Reasoning about left shifts: Is left-shifting an integer by 1 always equivalent to multiplying it by 2 in C? Answer considering overflow and signedness rules.

Introduction / Context:This concept check addresses the common heuristic that a left shift by 1 “multiplies by 2.” While often true for non-overflowing unsigned arithmetic, it is not universally valid in C because of overflow and signedness concerns.

Given Data / Assumptions:

• C integer arithmetic can overflow.
• Signed overflow is undefined behavior.
• Unsigned arithmetic wraps modulo 2^n.

Concept / Approach:For values where 2x fits in range and where the type is unsigned (or where behavior is defined), x << 1 equals x * 2. But if the shift discards significant bits (overflow) or if x is signed and the shift produces a negative or undefined state, the equivalence fails.

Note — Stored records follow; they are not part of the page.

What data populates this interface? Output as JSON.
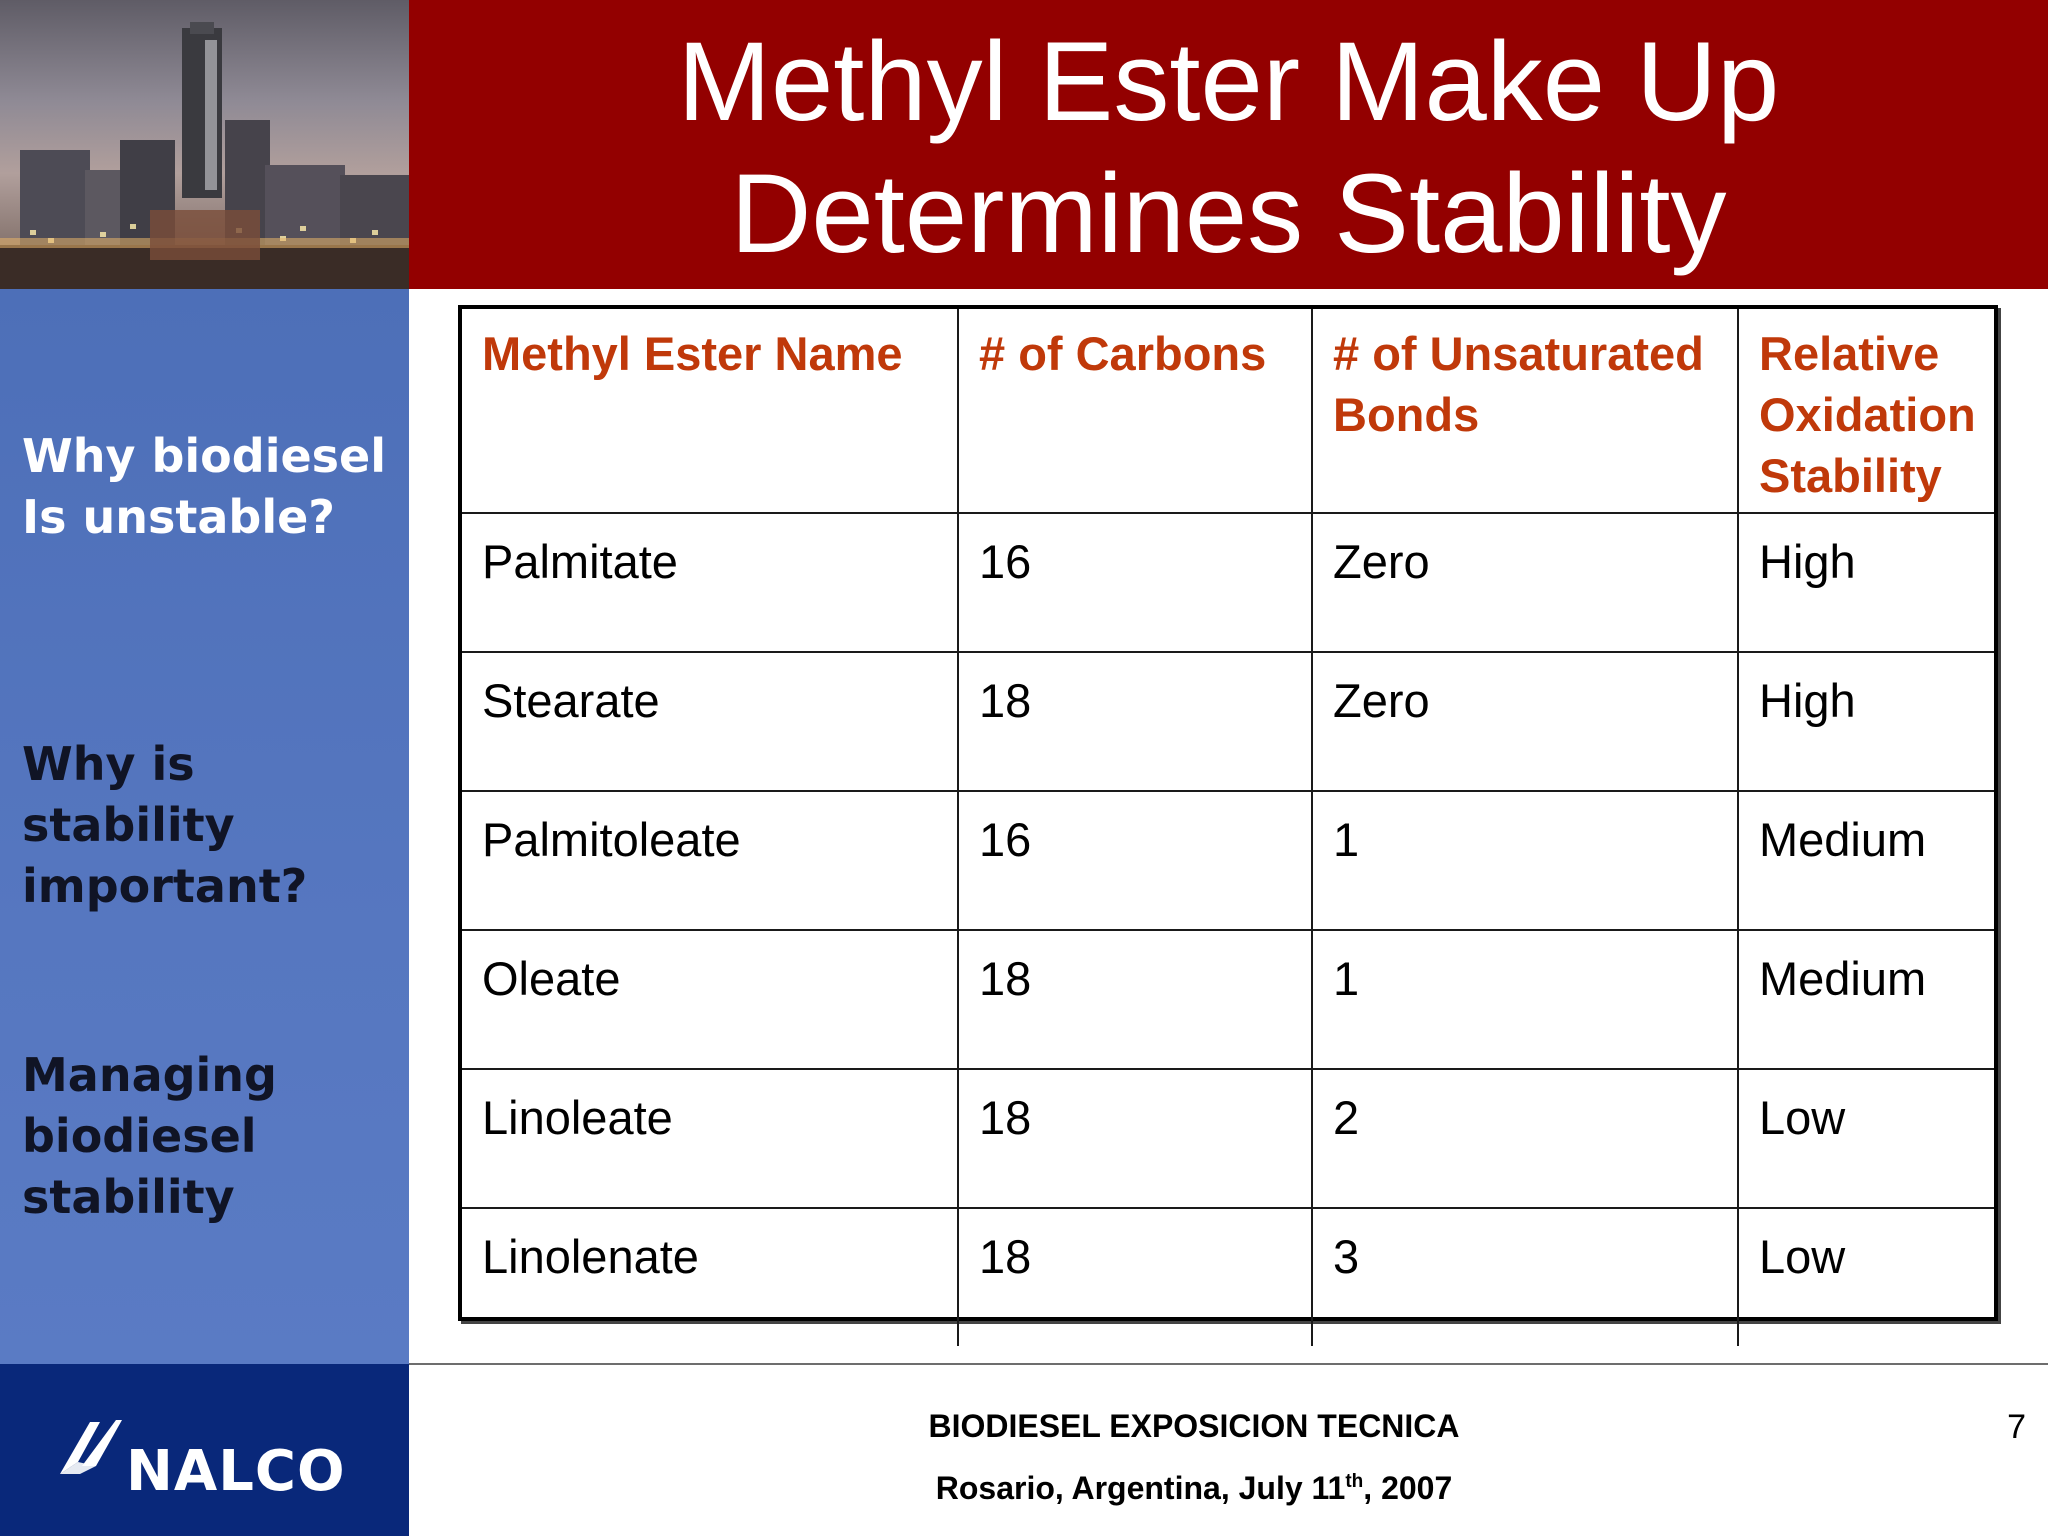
{
  "slide": {
    "title_line1": "Methyl Ester Make Up",
    "title_line2": "Determines Stability",
    "page_number": "7"
  },
  "sidebar": {
    "items": [
      "Why biodiesel Is unstable?",
      "Why is stability important?",
      "Managing biodiesel stability"
    ]
  },
  "table": {
    "headers": [
      "Methyl Ester Name",
      "# of Carbons",
      "# of Unsaturated Bonds",
      "Relative Oxidation Stability"
    ],
    "rows": [
      [
        "Palmitate",
        "16",
        "Zero",
        "High"
      ],
      [
        "Stearate",
        "18",
        "Zero",
        "High"
      ],
      [
        "Palmitoleate",
        "16",
        "1",
        "Medium"
      ],
      [
        "Oleate",
        "18",
        "1",
        "Medium"
      ],
      [
        "Linoleate",
        "18",
        "2",
        "Low"
      ],
      [
        "Linolenate",
        "18",
        "3",
        "Low"
      ]
    ]
  },
  "footer": {
    "logo_text": "NALCO",
    "event": "BIODIESEL EXPOSICION TECNICA",
    "location_prefix": "Rosario, Argentina, July 11",
    "location_suffix_sup": "th",
    "location_rest": ", 2007"
  },
  "colors": {
    "title_bar": "#930000",
    "sidebar": "#5677c0",
    "header_text": "#c0390a",
    "footer_logo_bg": "#09287a"
  }
}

Step-by-Step Solution:Consider unsigned 8-bit 200: 200 << 1 = 400 mod 256 = 144, not 400.Consider signed int near INT_MAX: shifting left by 1 can overflow → undefined behavior, not equal to 2x.Therefore, “always equivalent” is false.

Verification / Alternative check:Compare x<<1 and x*2 across boundary cases in a small program for unsigned vs. signed types; you will observe differences at extremes.

Why Other Options Are Wrong:True: ignores overflow and undefined behavior.

Common Pitfalls:Overgeneralizing bit tricks; not distinguishing signed from unsigned; forgetting about modulo wrap for unsigned.

Final Answer:False